Política
Avaliação negativa da gestão Bolsonaro cresce 54% em agosto
Pesquisa XP/Ipespe também registra tendência de crescimento das intenções de voto do ex-presidente Lula
A rodada de agosto da pesquisa XP/Ipespe mostra continuidade na tendência de crescimento das avaliações negativas do governo Jair Bolsonaro.
No levantamento atual são 54% os que dizem considerar o governo ruim ou péssimo contra 52% no mês passado. O crescimento na rejeição é constante desde outubro de 2020, quando 31% diziam considerar a gestão ruim ou péssima.
Na outra ponta, os que veem o governo como bom ou ótimo somam 23%, 2 pontos a menos que na pesquisa de julho. Os dois números são os piores para o governo desde o início da série. A insatisfação vem acompanhada de uma piora na percepção da direção da economia.

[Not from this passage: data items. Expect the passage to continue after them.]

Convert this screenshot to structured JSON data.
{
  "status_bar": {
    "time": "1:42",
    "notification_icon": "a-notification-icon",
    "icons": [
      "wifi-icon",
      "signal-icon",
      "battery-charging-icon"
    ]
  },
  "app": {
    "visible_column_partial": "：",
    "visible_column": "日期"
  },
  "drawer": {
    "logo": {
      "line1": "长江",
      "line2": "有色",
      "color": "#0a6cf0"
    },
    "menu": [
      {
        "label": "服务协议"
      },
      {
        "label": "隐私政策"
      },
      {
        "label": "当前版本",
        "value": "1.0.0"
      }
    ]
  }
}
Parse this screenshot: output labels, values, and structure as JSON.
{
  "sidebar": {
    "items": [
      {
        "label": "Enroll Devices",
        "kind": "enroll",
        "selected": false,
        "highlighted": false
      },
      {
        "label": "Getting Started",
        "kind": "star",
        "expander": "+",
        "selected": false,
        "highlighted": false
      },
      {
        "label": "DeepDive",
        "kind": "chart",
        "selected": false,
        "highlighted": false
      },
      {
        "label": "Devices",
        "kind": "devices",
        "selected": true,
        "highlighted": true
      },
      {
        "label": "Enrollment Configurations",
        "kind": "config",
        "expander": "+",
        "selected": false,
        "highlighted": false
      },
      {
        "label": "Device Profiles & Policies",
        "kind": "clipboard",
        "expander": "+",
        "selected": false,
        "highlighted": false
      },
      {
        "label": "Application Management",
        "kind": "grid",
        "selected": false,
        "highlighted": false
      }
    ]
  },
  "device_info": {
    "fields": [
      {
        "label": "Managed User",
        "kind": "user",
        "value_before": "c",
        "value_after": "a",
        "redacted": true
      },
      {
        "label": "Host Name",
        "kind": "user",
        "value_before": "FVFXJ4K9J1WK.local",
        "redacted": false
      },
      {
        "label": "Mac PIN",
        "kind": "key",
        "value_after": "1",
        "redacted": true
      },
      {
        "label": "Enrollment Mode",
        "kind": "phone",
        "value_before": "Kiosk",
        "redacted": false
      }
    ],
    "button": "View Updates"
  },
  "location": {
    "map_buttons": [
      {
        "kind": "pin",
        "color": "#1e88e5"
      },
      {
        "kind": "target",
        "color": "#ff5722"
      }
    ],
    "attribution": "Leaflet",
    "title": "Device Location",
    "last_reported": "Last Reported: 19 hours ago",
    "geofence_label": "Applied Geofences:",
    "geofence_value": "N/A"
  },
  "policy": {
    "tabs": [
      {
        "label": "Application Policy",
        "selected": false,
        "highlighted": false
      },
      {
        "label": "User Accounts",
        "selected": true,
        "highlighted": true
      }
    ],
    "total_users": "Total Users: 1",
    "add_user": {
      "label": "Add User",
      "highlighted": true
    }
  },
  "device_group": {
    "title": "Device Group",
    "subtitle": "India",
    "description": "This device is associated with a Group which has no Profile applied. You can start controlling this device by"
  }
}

O grupo dos que a veem no caminho errado, que vinha diminuindo a partir de abril, cresceu 4 pontos percentuais e chegou a 63%, mesmo patamar registrado em maio.
Destaques
A visão contrasta com outros indicadores sobre a situação econômica: a percepção sobre as chances de manutenção de emprego, por exemplo, segue em tendência de alta desde maio. O grupo que vê possibilidade grande ou muito grande de continuar empregado chega a 56%.
Foram realizadas 1.000 entrevistas, de abrangência nacional, de 11 a 14 de agosto. A margem de erro é de 3,2 pontos percentuais.
A pesquisa registrou também estabilidade sobre o sentimento da população em relação à pandemia: o grupo dos que dizem estar com muito medo do surto oscilou de 38% para 39% — esta é a primeira vez desde abril que essa fatia dos entrevistados não reduz seu tamanho.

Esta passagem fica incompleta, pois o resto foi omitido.